3. What are the key characteristics of a neuron at resting potential?
A neuron in its resting state has three main characteristics:
- The inside of the cell membrane is negatively charged relative to the outside.
- The membrane is said to be polarized because of this charge difference.
- There is a higher concentration of potassium ions (K+) inside the neuron and a higher concentration of sodium ions (Na+) outside the neuron.
4. Why is the resting potential a negative value, like -70mV?
The resting potential is negative mainly because more positive ions are leaving the cell than entering it. The two biggest contributors are the constant leaking out of positive potassium ions (K+) down their concentration gradient and the presence of large, negatively charged proteins trapped inside the neuron. The sodium-potassium pump also helps by pumping out more positive ions (3 Na+) than it pumps in (2 K+).
5. What is the main difference between resting potential and action potential?
The main difference is their state of activity. Resting potential is the neuron's default, inactive state where the inside is negative. An action potential is a brief, active event where the neuron fires a signal. During an action potential, there is a rapid and temporary reversal of charge, making the inside of the neuron become positively charged.
6. I've seen resting potential listed as -70mV and -90mV. Which one is correct?

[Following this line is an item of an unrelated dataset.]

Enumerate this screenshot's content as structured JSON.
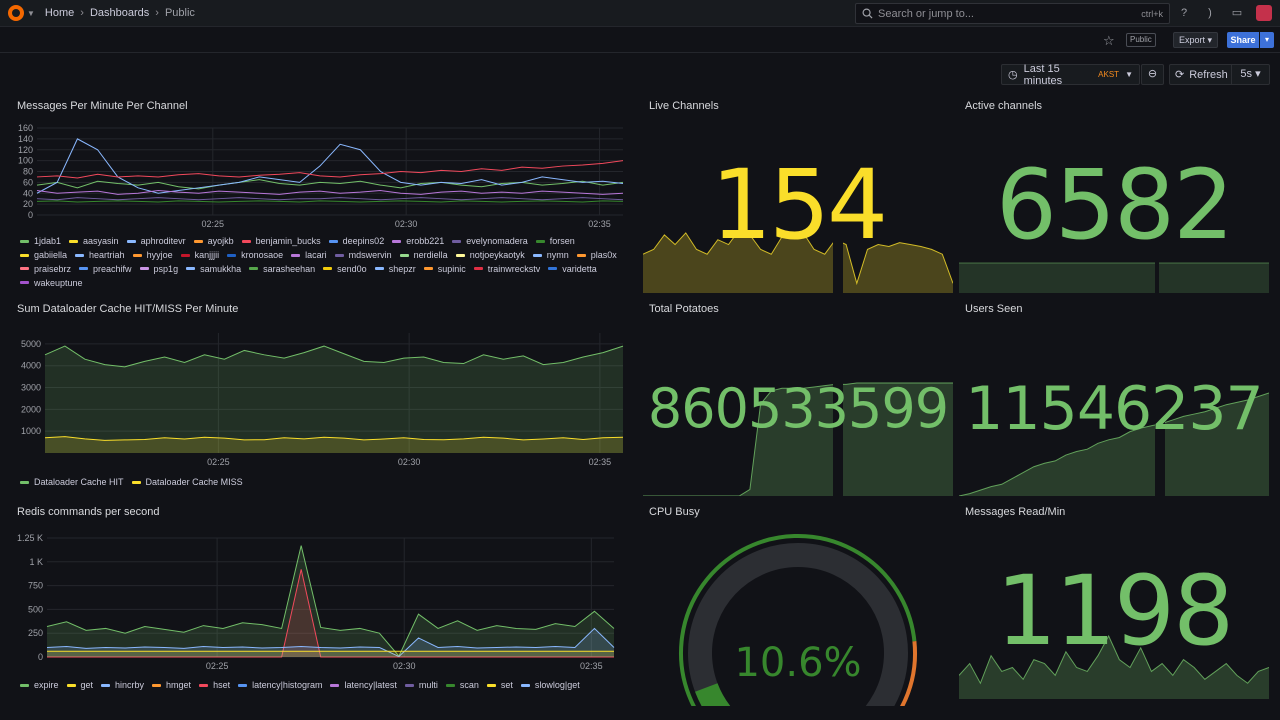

Both can be correct, as the exact value varies. For a typical neuron, -70 millivolts (mV) is the most commonly cited value and is used as a standard example in many textbooks. However, the resting potential can range from -60mV to -90mV depending on the specific type of neuron or cell. For example, cardiac muscle cells often have a resting potential closer to -90mV.
7. What is the specific job of the sodium-potassium pump in this process?
The sodium-potassium pump's specific job is to create and maintain the steep ion concentration gradients needed for the resting potential. It uses energy (ATP) to perform active transport, moving Na+ and K+ ions against their natural tendency to diffuse. Without this pump constantly working, the ion concentrations would eventually balance out, and the resting potential would disappear.